Intelligence is itself improvisational. Intelligence manifests not by how much we know how to do something, but how we make decisions, solve problems and otherwise respond when we do not know what to do. Our intelligence is sharpened by any situation or activity that presents us with problems that we must solve for ourselves and for which there are no answers immediately available in books. Like the bricoleur, the improviser must utilize "odds and ends" of life experience to meet his emerging goals and needs. Improvisation is the proving ground for knowing how to know and learning how to learn in an environment of emerging challenges. Moreover, we know that improvisation is life. Like the bricoleur we must respond to chance and the uncertain availability of resources. Mary Catherine Bateson points out that we all combine and recombine familiar and unfamiliar elements of direct experience in response to new and emerging life situations.
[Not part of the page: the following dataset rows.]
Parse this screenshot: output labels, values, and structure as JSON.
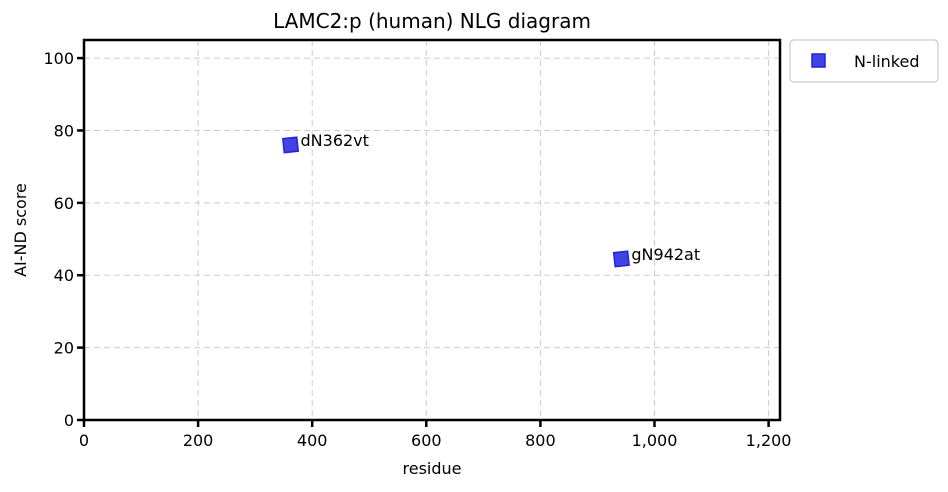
{
  "chart_data": {
    "type": "scatter",
    "title": "LAMC2:p (human) NLG diagram",
    "xlabel": "residue",
    "ylabel": "AI-ND score",
    "xlim": [
      0,
      1220
    ],
    "ylim": [
      0,
      105
    ],
    "xticks": [
      0,
      200,
      400,
      600,
      800,
      1000,
      1200
    ],
    "xtick_labels": [
      "0",
      "200",
      "400",
      "600",
      "800",
      "1,000",
      "1,200"
    ],
    "yticks": [
      0,
      20,
      40,
      60,
      80,
      100
    ],
    "ytick_labels": [
      "0",
      "20",
      "40",
      "60",
      "80",
      "100"
    ],
    "grid": true,
    "legend_position": "outside-top-right",
    "series": [
      {
        "name": "N-linked",
        "color": "#2222dd",
        "marker": "square",
        "points": [
          {
            "x": 362,
            "y": 76,
            "label": "dN362vt"
          },
          {
            "x": 942,
            "y": 44.5,
            "label": "gN942at"
          }
        ]
      }
    ]
  }
}
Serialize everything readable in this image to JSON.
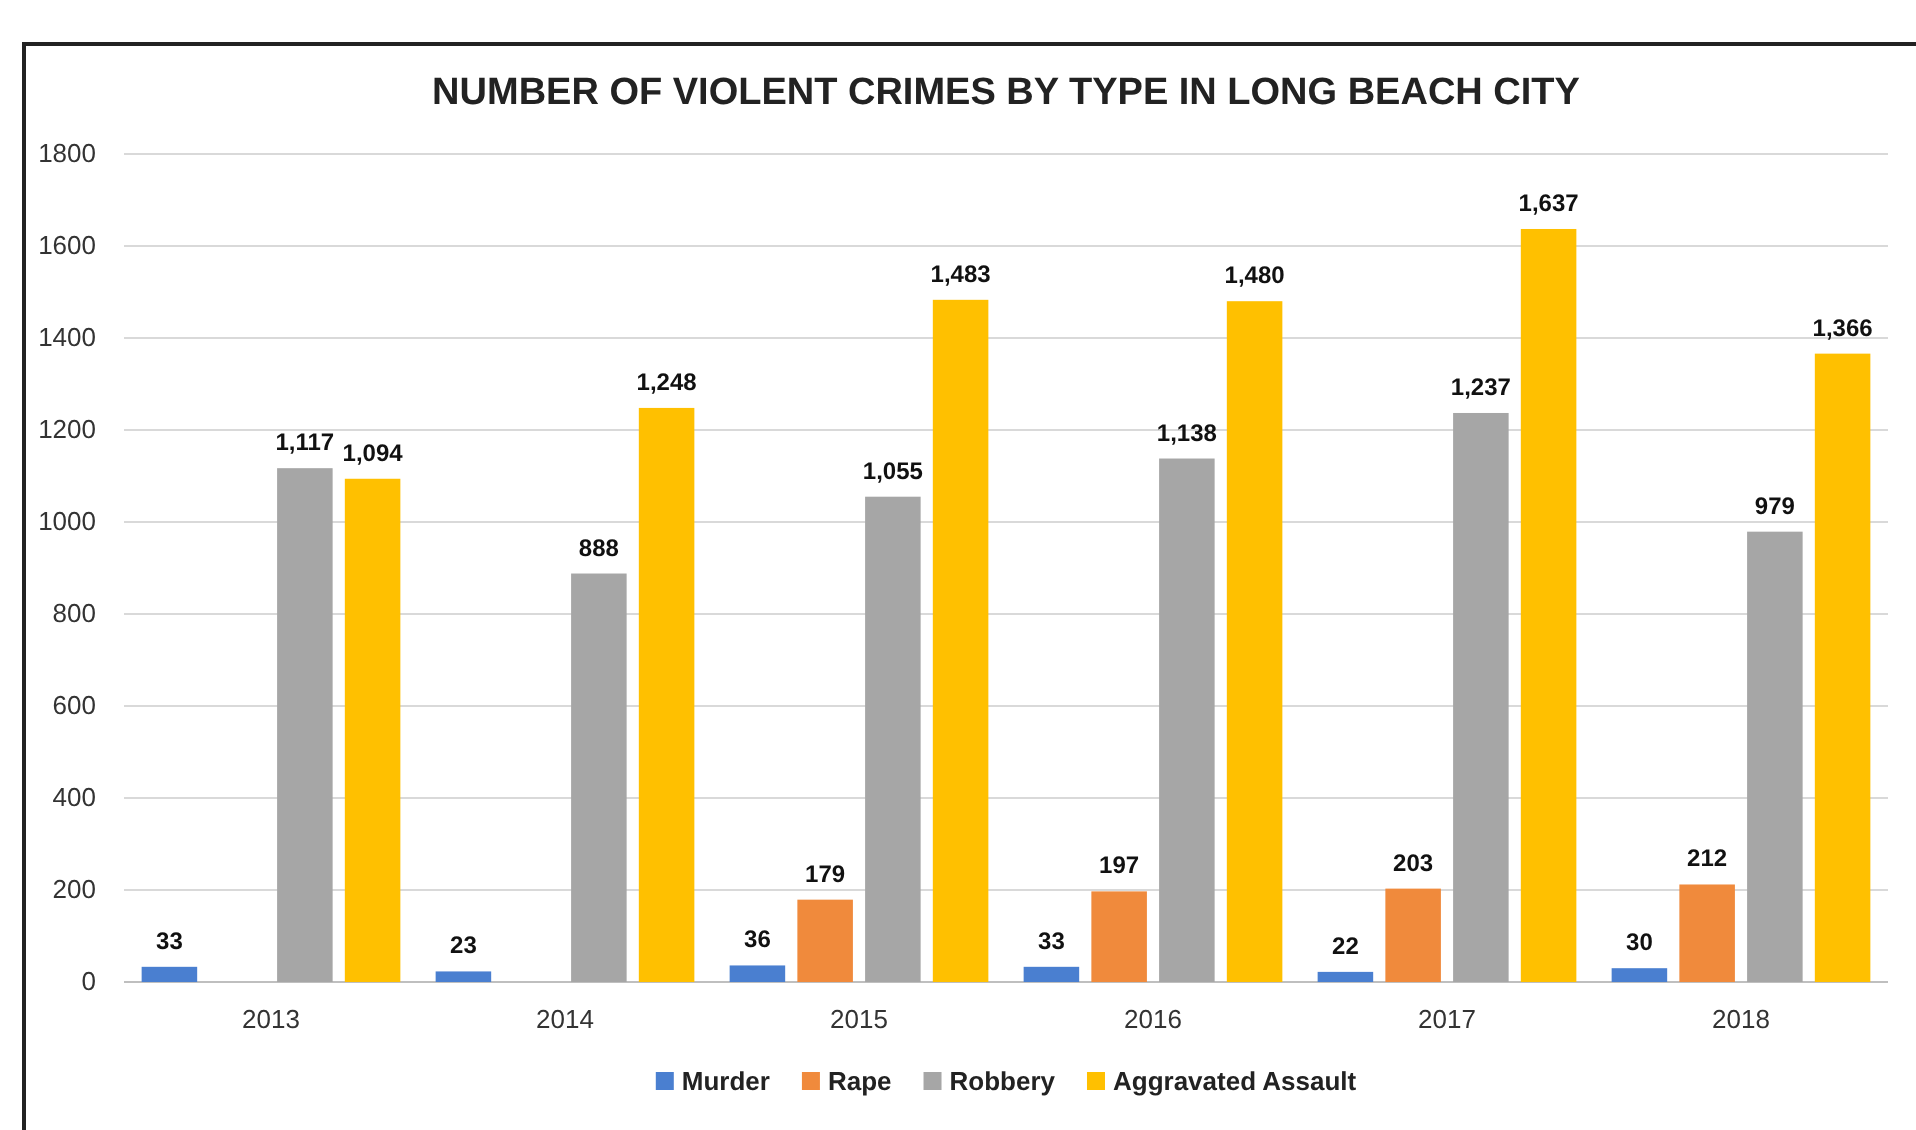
{
  "chart_data": {
    "type": "bar",
    "title": "NUMBER OF VIOLENT CRIMES BY TYPE IN LONG BEACH CITY",
    "categories": [
      "2013",
      "2014",
      "2015",
      "2016",
      "2017",
      "2018"
    ],
    "series": [
      {
        "name": "Murder",
        "color": "#4a7fd0",
        "values": [
          33,
          23,
          36,
          33,
          22,
          30
        ],
        "value_labels": [
          "33",
          "23",
          "36",
          "33",
          "22",
          "30"
        ]
      },
      {
        "name": "Rape",
        "color": "#f08a3c",
        "values": [
          null,
          null,
          179,
          197,
          203,
          212
        ],
        "value_labels": [
          null,
          null,
          "179",
          "197",
          "203",
          "212"
        ]
      },
      {
        "name": "Robbery",
        "color": "#a6a6a6",
        "values": [
          1117,
          888,
          1055,
          1138,
          1237,
          979
        ],
        "value_labels": [
          "1,117",
          "888",
          "1,055",
          "1,138",
          "1,237",
          "979"
        ]
      },
      {
        "name": "Aggravated Assault",
        "color": "#ffc000",
        "values": [
          1094,
          1248,
          1483,
          1480,
          1637,
          1366
        ],
        "value_labels": [
          "1,094",
          "1,248",
          "1,483",
          "1,480",
          "1,637",
          "1,366"
        ]
      }
    ],
    "ylim": [
      0,
      1800
    ],
    "yticks": [
      0,
      200,
      400,
      600,
      800,
      1000,
      1200,
      1400,
      1600,
      1800
    ],
    "grid": "y",
    "legend": "bottom"
  }
}
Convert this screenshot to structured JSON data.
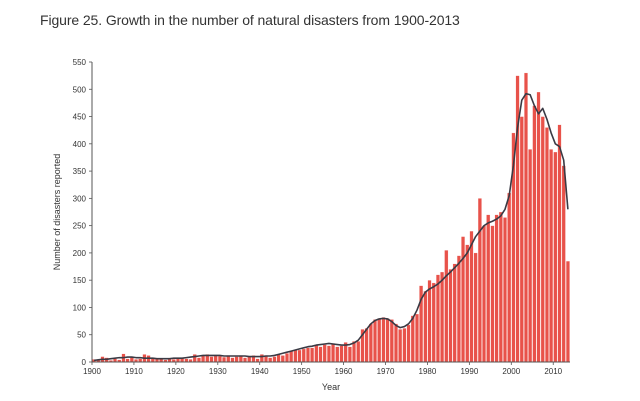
{
  "figure": {
    "title": "Figure 25. Growth in the number of natural disasters from 1900-2013"
  },
  "colors": {
    "bar_fill": "#e8524a",
    "bar_stroke": "#ffffff",
    "line": "#3a3a44",
    "axis": "#555555",
    "text": "#333333"
  },
  "chart_data": {
    "type": "bar",
    "title": "Figure 25. Growth in the number of natural disasters from 1900-2013",
    "xlabel": "Year",
    "ylabel": "Number of disasters reported",
    "xlim": [
      1900,
      2013
    ],
    "ylim": [
      0,
      550
    ],
    "x_ticks": [
      1900,
      1910,
      1920,
      1930,
      1940,
      1950,
      1960,
      1970,
      1980,
      1990,
      2000,
      2010
    ],
    "y_ticks": [
      0,
      50,
      100,
      150,
      200,
      250,
      300,
      350,
      400,
      450,
      500,
      550
    ],
    "grid": false,
    "x": [
      1900,
      1901,
      1902,
      1903,
      1904,
      1905,
      1906,
      1907,
      1908,
      1909,
      1910,
      1911,
      1912,
      1913,
      1914,
      1915,
      1916,
      1917,
      1918,
      1919,
      1920,
      1921,
      1922,
      1923,
      1924,
      1925,
      1926,
      1927,
      1928,
      1929,
      1930,
      1931,
      1932,
      1933,
      1934,
      1935,
      1936,
      1937,
      1938,
      1939,
      1940,
      1941,
      1942,
      1943,
      1944,
      1945,
      1946,
      1947,
      1948,
      1949,
      1950,
      1951,
      1952,
      1953,
      1954,
      1955,
      1956,
      1957,
      1958,
      1959,
      1960,
      1961,
      1962,
      1963,
      1964,
      1965,
      1966,
      1967,
      1968,
      1969,
      1970,
      1971,
      1972,
      1973,
      1974,
      1975,
      1976,
      1977,
      1978,
      1979,
      1980,
      1981,
      1982,
      1983,
      1984,
      1985,
      1986,
      1987,
      1988,
      1989,
      1990,
      1991,
      1992,
      1993,
      1994,
      1995,
      1996,
      1997,
      1998,
      1999,
      2000,
      2001,
      2002,
      2003,
      2004,
      2005,
      2006,
      2007,
      2008,
      2009,
      2010,
      2011,
      2012,
      2013
    ],
    "series": [
      {
        "name": "Number of disasters reported",
        "kind": "bar",
        "values": [
          5,
          4,
          10,
          8,
          3,
          6,
          4,
          15,
          6,
          10,
          5,
          6,
          14,
          12,
          8,
          6,
          5,
          4,
          6,
          5,
          7,
          8,
          6,
          5,
          14,
          8,
          12,
          14,
          10,
          12,
          11,
          9,
          12,
          8,
          10,
          12,
          8,
          10,
          12,
          6,
          14,
          12,
          8,
          10,
          14,
          12,
          16,
          20,
          22,
          22,
          24,
          26,
          26,
          32,
          28,
          32,
          30,
          34,
          28,
          30,
          36,
          28,
          38,
          38,
          60,
          62,
          70,
          78,
          80,
          82,
          80,
          78,
          70,
          60,
          62,
          68,
          85,
          88,
          140,
          130,
          150,
          145,
          160,
          165,
          205,
          170,
          180,
          195,
          230,
          215,
          240,
          200,
          300,
          250,
          270,
          250,
          270,
          275,
          265,
          310,
          420,
          525,
          450,
          530,
          390,
          470,
          495,
          450,
          430,
          390,
          385,
          435,
          360,
          185
        ]
      },
      {
        "name": "Trend",
        "kind": "line",
        "values": [
          3,
          4,
          5,
          5,
          6,
          7,
          8,
          8,
          9,
          9,
          8,
          8,
          7,
          7,
          7,
          6,
          6,
          6,
          6,
          7,
          7,
          7,
          8,
          9,
          10,
          11,
          12,
          12,
          12,
          12,
          12,
          11,
          11,
          11,
          11,
          11,
          11,
          10,
          10,
          10,
          10,
          11,
          11,
          12,
          14,
          16,
          18,
          20,
          22,
          24,
          26,
          28,
          29,
          31,
          32,
          33,
          34,
          33,
          32,
          31,
          31,
          32,
          35,
          40,
          50,
          60,
          70,
          76,
          79,
          80,
          79,
          74,
          67,
          63,
          65,
          70,
          80,
          95,
          115,
          128,
          134,
          138,
          143,
          150,
          158,
          165,
          173,
          181,
          190,
          200,
          215,
          230,
          240,
          250,
          255,
          258,
          262,
          268,
          280,
          305,
          360,
          430,
          480,
          492,
          490,
          470,
          455,
          465,
          445,
          420,
          400,
          395,
          370,
          280
        ]
      }
    ]
  }
}
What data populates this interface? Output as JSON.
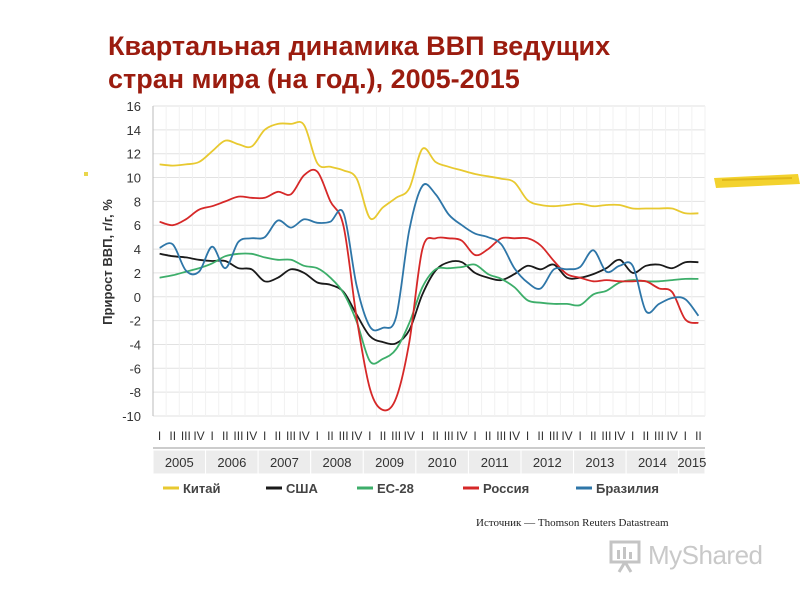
{
  "title_line1": "Квартальная динамика ВВП ведущих",
  "title_line2": "стран мира (на год.), 2005-2015",
  "source": "Источник — Thomson Reuters Datastream",
  "logo_text": "MyShared",
  "colors": {
    "title": "#9b1c0f",
    "china": "#e8c930",
    "usa": "#1a1a1a",
    "eu": "#3dae6a",
    "russia": "#d62828",
    "brazil": "#2e76a8",
    "highlight": "#f3d22e"
  },
  "chart_data": {
    "type": "line",
    "title": "",
    "xlabel": "",
    "ylabel": "Прирост ВВП, г/г, %",
    "ylim": [
      -10,
      16
    ],
    "yticks": [
      -10,
      -8,
      -6,
      -4,
      -2,
      0,
      2,
      4,
      6,
      8,
      10,
      12,
      14,
      16
    ],
    "quarter_labels": [
      "I",
      "II",
      "III",
      "IV",
      "I",
      "II",
      "III",
      "IV",
      "I",
      "II",
      "III",
      "IV",
      "I",
      "II",
      "III",
      "IV",
      "I",
      "II",
      "III",
      "IV",
      "I",
      "II",
      "III",
      "IV",
      "I",
      "II",
      "III",
      "IV",
      "I",
      "II",
      "III",
      "IV",
      "I",
      "II",
      "III",
      "IV",
      "I",
      "II",
      "III",
      "IV",
      "I",
      "II"
    ],
    "years": [
      "2005",
      "2006",
      "2007",
      "2008",
      "2009",
      "2010",
      "2011",
      "2012",
      "2013",
      "2014",
      "2015"
    ],
    "series": [
      {
        "name": "Китай",
        "color": "#e8c930",
        "values": [
          11.1,
          11.0,
          11.1,
          11.3,
          12.2,
          13.1,
          12.8,
          12.6,
          14.0,
          14.5,
          14.5,
          14.4,
          11.2,
          10.9,
          10.6,
          9.9,
          6.6,
          7.5,
          8.3,
          9.1,
          12.4,
          11.3,
          10.9,
          10.6,
          10.3,
          10.1,
          9.9,
          9.6,
          8.1,
          7.7,
          7.6,
          7.7,
          7.8,
          7.6,
          7.7,
          7.7,
          7.4,
          7.4,
          7.4,
          7.4,
          7.0,
          7.0
        ]
      },
      {
        "name": "США",
        "color": "#1a1a1a",
        "values": [
          3.6,
          3.4,
          3.3,
          3.1,
          3.0,
          3.0,
          2.4,
          2.3,
          1.3,
          1.6,
          2.3,
          2.0,
          1.2,
          1.0,
          0.4,
          -1.5,
          -3.3,
          -3.8,
          -3.9,
          -2.8,
          0.2,
          2.2,
          2.9,
          2.9,
          2.0,
          1.6,
          1.4,
          1.9,
          2.6,
          2.3,
          2.7,
          1.6,
          1.6,
          1.9,
          2.4,
          3.1,
          2.0,
          2.6,
          2.7,
          2.4,
          2.9,
          2.9
        ]
      },
      {
        "name": "ЕС-28",
        "color": "#3dae6a",
        "values": [
          1.6,
          1.8,
          2.1,
          2.4,
          2.8,
          3.4,
          3.6,
          3.6,
          3.3,
          3.1,
          3.1,
          2.6,
          2.4,
          1.6,
          0.3,
          -2.1,
          -5.4,
          -5.2,
          -4.4,
          -2.2,
          0.8,
          2.3,
          2.4,
          2.5,
          2.7,
          1.9,
          1.5,
          0.8,
          -0.3,
          -0.5,
          -0.6,
          -0.6,
          -0.7,
          0.2,
          0.5,
          1.2,
          1.4,
          1.3,
          1.3,
          1.4,
          1.5,
          1.5
        ]
      },
      {
        "name": "Россия",
        "color": "#d62828",
        "values": [
          6.3,
          6.0,
          6.5,
          7.3,
          7.6,
          8.0,
          8.4,
          8.3,
          8.3,
          8.8,
          8.6,
          10.2,
          10.5,
          8.0,
          5.9,
          -1.8,
          -7.7,
          -9.5,
          -8.5,
          -3.8,
          4.0,
          4.9,
          4.9,
          4.7,
          3.5,
          4.0,
          4.9,
          4.9,
          4.9,
          4.3,
          3.0,
          1.9,
          1.6,
          1.3,
          1.4,
          1.3,
          1.3,
          1.3,
          0.7,
          0.4,
          -1.9,
          -2.2
        ]
      },
      {
        "name": "Бразилия",
        "color": "#2e76a8",
        "values": [
          4.1,
          4.4,
          2.2,
          2.1,
          4.2,
          2.4,
          4.6,
          4.9,
          5.0,
          6.4,
          5.8,
          6.5,
          6.2,
          6.3,
          7.0,
          0.9,
          -2.5,
          -2.6,
          -1.7,
          5.6,
          9.3,
          8.6,
          6.9,
          6.0,
          5.3,
          5.0,
          4.4,
          2.4,
          1.2,
          0.7,
          2.3,
          2.3,
          2.5,
          3.9,
          2.1,
          2.6,
          2.6,
          -1.2,
          -0.6,
          -0.1,
          -0.2,
          -1.6
        ]
      }
    ],
    "grid": true,
    "legend_position": "bottom"
  }
}
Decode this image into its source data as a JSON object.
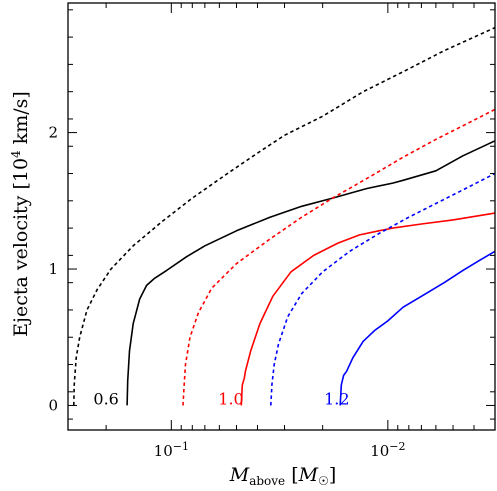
{
  "chart_data": {
    "type": "line",
    "xlabel": "M_above [M_sun]",
    "ylabel": "Ejecta velocity [10^4 km/s]",
    "x_scale": "log",
    "x_reversed": true,
    "xlim": [
      0.3,
      0.0032
    ],
    "ylim": [
      -0.18,
      2.95
    ],
    "x_ticks": [
      {
        "value": 0.1,
        "label": "10−1"
      },
      {
        "value": 0.01,
        "label": "10−2"
      }
    ],
    "y_ticks": [
      0,
      1,
      2
    ],
    "curve_labels": [
      {
        "text": "0.6",
        "color": "#000000",
        "x": 0.2,
        "y": 0.0
      },
      {
        "text": "1.0",
        "color": "#ff0000",
        "x": 0.053,
        "y": 0.0
      },
      {
        "text": "1.2",
        "color": "#0000ff",
        "x": 0.0172,
        "y": 0.0
      }
    ],
    "series": [
      {
        "model": "0.6",
        "color": "#000000",
        "linestyle": "dashed",
        "points": [
          [
            0.282,
            0.0
          ],
          [
            0.281,
            0.15
          ],
          [
            0.275,
            0.35
          ],
          [
            0.265,
            0.5
          ],
          [
            0.245,
            0.7
          ],
          [
            0.22,
            0.85
          ],
          [
            0.19,
            1.0
          ],
          [
            0.15,
            1.17
          ],
          [
            0.11,
            1.35
          ],
          [
            0.08,
            1.52
          ],
          [
            0.055,
            1.7
          ],
          [
            0.04,
            1.85
          ],
          [
            0.03,
            1.98
          ],
          [
            0.02,
            2.12
          ],
          [
            0.013,
            2.3
          ],
          [
            0.0084,
            2.45
          ],
          [
            0.0055,
            2.6
          ],
          [
            0.0032,
            2.77
          ]
        ]
      },
      {
        "model": "0.6",
        "color": "#000000",
        "linestyle": "solid",
        "points": [
          [
            0.16,
            0.0
          ],
          [
            0.159,
            0.18
          ],
          [
            0.156,
            0.4
          ],
          [
            0.15,
            0.6
          ],
          [
            0.14,
            0.78
          ],
          [
            0.13,
            0.88
          ],
          [
            0.12,
            0.93
          ],
          [
            0.105,
            0.99
          ],
          [
            0.085,
            1.09
          ],
          [
            0.07,
            1.17
          ],
          [
            0.05,
            1.28
          ],
          [
            0.035,
            1.38
          ],
          [
            0.025,
            1.46
          ],
          [
            0.018,
            1.52
          ],
          [
            0.0125,
            1.59
          ],
          [
            0.0095,
            1.63
          ],
          [
            0.0085,
            1.65
          ],
          [
            0.006,
            1.72
          ],
          [
            0.0045,
            1.83
          ],
          [
            0.0032,
            1.94
          ]
        ]
      },
      {
        "model": "1.0",
        "color": "#ff0000",
        "linestyle": "dashed",
        "points": [
          [
            0.0883,
            0.0
          ],
          [
            0.0875,
            0.12
          ],
          [
            0.086,
            0.3
          ],
          [
            0.082,
            0.5
          ],
          [
            0.075,
            0.68
          ],
          [
            0.065,
            0.86
          ],
          [
            0.05,
            1.04
          ],
          [
            0.035,
            1.22
          ],
          [
            0.025,
            1.38
          ],
          [
            0.018,
            1.52
          ],
          [
            0.012,
            1.68
          ],
          [
            0.0085,
            1.82
          ],
          [
            0.006,
            1.95
          ],
          [
            0.0045,
            2.05
          ],
          [
            0.0032,
            2.17
          ]
        ]
      },
      {
        "model": "1.0",
        "color": "#ff0000",
        "linestyle": "solid",
        "points": [
          [
            0.0475,
            0.0
          ],
          [
            0.047,
            0.15
          ],
          [
            0.046,
            0.2
          ],
          [
            0.0455,
            0.25
          ],
          [
            0.043,
            0.4
          ],
          [
            0.039,
            0.6
          ],
          [
            0.034,
            0.8
          ],
          [
            0.028,
            0.98
          ],
          [
            0.022,
            1.1
          ],
          [
            0.017,
            1.19
          ],
          [
            0.0135,
            1.25
          ],
          [
            0.011,
            1.28
          ],
          [
            0.0095,
            1.3
          ],
          [
            0.007,
            1.33
          ],
          [
            0.005,
            1.36
          ],
          [
            0.0032,
            1.41
          ]
        ]
      },
      {
        "model": "1.2",
        "color": "#0000ff",
        "linestyle": "dashed",
        "points": [
          [
            0.0347,
            0.0
          ],
          [
            0.0343,
            0.15
          ],
          [
            0.0335,
            0.3
          ],
          [
            0.032,
            0.45
          ],
          [
            0.029,
            0.65
          ],
          [
            0.025,
            0.82
          ],
          [
            0.02,
            0.98
          ],
          [
            0.015,
            1.13
          ],
          [
            0.011,
            1.26
          ],
          [
            0.008,
            1.38
          ],
          [
            0.006,
            1.48
          ],
          [
            0.0045,
            1.58
          ],
          [
            0.0032,
            1.7
          ]
        ]
      },
      {
        "model": "1.2",
        "color": "#0000ff",
        "linestyle": "solid",
        "points": [
          [
            0.0166,
            0.0
          ],
          [
            0.0164,
            0.15
          ],
          [
            0.016,
            0.22
          ],
          [
            0.0155,
            0.25
          ],
          [
            0.0145,
            0.35
          ],
          [
            0.013,
            0.47
          ],
          [
            0.0115,
            0.55
          ],
          [
            0.01,
            0.62
          ],
          [
            0.0085,
            0.72
          ],
          [
            0.007,
            0.8
          ],
          [
            0.0055,
            0.9
          ],
          [
            0.0045,
            0.99
          ],
          [
            0.0038,
            1.06
          ],
          [
            0.0032,
            1.13
          ]
        ]
      }
    ]
  }
}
Like improvisational art, improvisational living does not make something from nothing, but offers a patchwork of personal and professional achievements stitched from a pattern of multiple commitments and activities. Improvising a life according to one's inner design means that we rely upon an unseen foundation of fundamental convictions and talents that produce outcomes in private and social contexts. Thinking and living as an improvisation liberate the mind from the notion of a single legitimate path to follow.
Finally, improvisation and free play has a sacred dimension and is an essential step toward our integration and human wholeness. When we play or spontaneously make art, according to M.C. Richards, we bring the imagination and will into our bodies as an enactment. The poems we write, songs we sing, or masks we make are emblems of ourselves in an intimate integration of the maker and the made. We create them, and they create us. They are a dialogue we have with our inner voices. Our improvisations speak for us even as we speak for them. They provide us perceptive lenses we have upon ourselves and others in the world. When we improvise a poem or story we think in images, in narratives; when we improvise a song, we think in sound, in music. Improvisation coordinates reason, intuition, emotion, physical movement and imagination to create a unified act of organic understanding. Such moments of wholeness bless the marriage of soma and psyche, wherein thought is muscular perception, and body is simultaneously mind.
So the themes of Imagination, Integration, Improvisation that form the basis of our Mount Madonna retreat are in fact related to teaching and learning. They are keys to the shared project of our humanity, the pursuit of a spirited and bodily intelligence, and the pluralization of ways of being whole in the world. I look forward to meeting all of you who are newly entering the School of Holistic Studies and to reconnect with those of you already part of our intentional community. Best wishes for a rich and productive fall quarter.